The DNR Conversation

Like many people, especially those with loved ones in independent or assisted living communities, I was stunned when I first heard the story of Ms. Bayless, the 87-year-old resident of Glenwood Gardens independent living facility.  As you probably know, Ms. Bayless collapsed and an employee of Glenwood Gardens called 911 but would not perform CPR as instructed by the 911 operator.  This very private matter for the family of Ms. Bayless quickly became national news.  And, days after this incident took place, we now know that Ms. Bayless passed away from a stroke, her family was satisfied with her care, is not suing Glenwood Gardens and no charges will be filed.

I knew this story would be a hot topic with my dad and his friends in assisted living.  And, sure enough after the story broke, my dad and I discussed what would happen if an emergency like this took place.  Specifically…

  • Is someone on the staff authorized to perform CPR?
  • Who would do it…the Nursing Director, nurse or med tech?
  • What is the DNR form?
  • How would the staff know who has a signed DNR form?
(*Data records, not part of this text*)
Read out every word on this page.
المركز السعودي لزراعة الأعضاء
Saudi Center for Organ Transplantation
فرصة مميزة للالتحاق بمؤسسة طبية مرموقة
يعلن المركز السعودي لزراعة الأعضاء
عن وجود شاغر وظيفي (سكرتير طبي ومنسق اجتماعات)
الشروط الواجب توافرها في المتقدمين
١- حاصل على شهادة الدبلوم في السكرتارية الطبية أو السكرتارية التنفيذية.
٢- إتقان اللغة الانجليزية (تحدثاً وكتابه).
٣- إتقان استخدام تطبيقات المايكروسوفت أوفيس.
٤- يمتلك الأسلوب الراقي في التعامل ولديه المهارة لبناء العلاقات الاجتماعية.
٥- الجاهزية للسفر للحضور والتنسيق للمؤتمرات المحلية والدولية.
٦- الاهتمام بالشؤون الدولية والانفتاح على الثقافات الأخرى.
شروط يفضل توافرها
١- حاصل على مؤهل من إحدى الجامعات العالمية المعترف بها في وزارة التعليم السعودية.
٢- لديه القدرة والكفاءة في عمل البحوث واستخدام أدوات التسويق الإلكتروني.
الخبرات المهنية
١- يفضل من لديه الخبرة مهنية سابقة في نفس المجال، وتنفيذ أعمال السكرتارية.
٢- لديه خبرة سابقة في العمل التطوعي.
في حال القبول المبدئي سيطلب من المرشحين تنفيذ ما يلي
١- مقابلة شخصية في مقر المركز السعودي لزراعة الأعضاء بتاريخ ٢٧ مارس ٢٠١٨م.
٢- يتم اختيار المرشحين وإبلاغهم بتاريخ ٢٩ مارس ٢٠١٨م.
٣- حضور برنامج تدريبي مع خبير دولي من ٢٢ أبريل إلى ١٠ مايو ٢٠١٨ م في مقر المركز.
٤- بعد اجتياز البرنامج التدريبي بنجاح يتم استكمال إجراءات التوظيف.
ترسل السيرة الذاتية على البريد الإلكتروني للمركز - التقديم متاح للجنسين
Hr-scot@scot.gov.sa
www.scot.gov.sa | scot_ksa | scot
Yes, you read that right…what is the DNR form?  Your see when we were getting my dads legal documents in order we “casually” discussed the DNR form but since he is of sound mind and in good health for someone his age, it seemed unnecessary to dwell on the form.  Putting off the DNR talk must be how parents feel about postponing the “birds and the bees” conversation.  If you don’t talk about it, it won’t happen.  If anything good has come of this sad situation, it is that questions on what would happen in an emergency are discussed, planned for and hopefully better prepared for.

This is just the start of our CPR and DNR conversations but I feel the weight of the world taken off my shoulders.  I wish you luck in navigating these difficult subjects. And, if you live in California, this website will help answer questions about the DNR form California Emergency Medical Services Authority.  I learned a great deal at this site, for example there is a medallion that can be worn to identify if you have a signed DNR, you can reverse a DNR by destroying the document and contacting your doctor and family and different states have different DNR policies.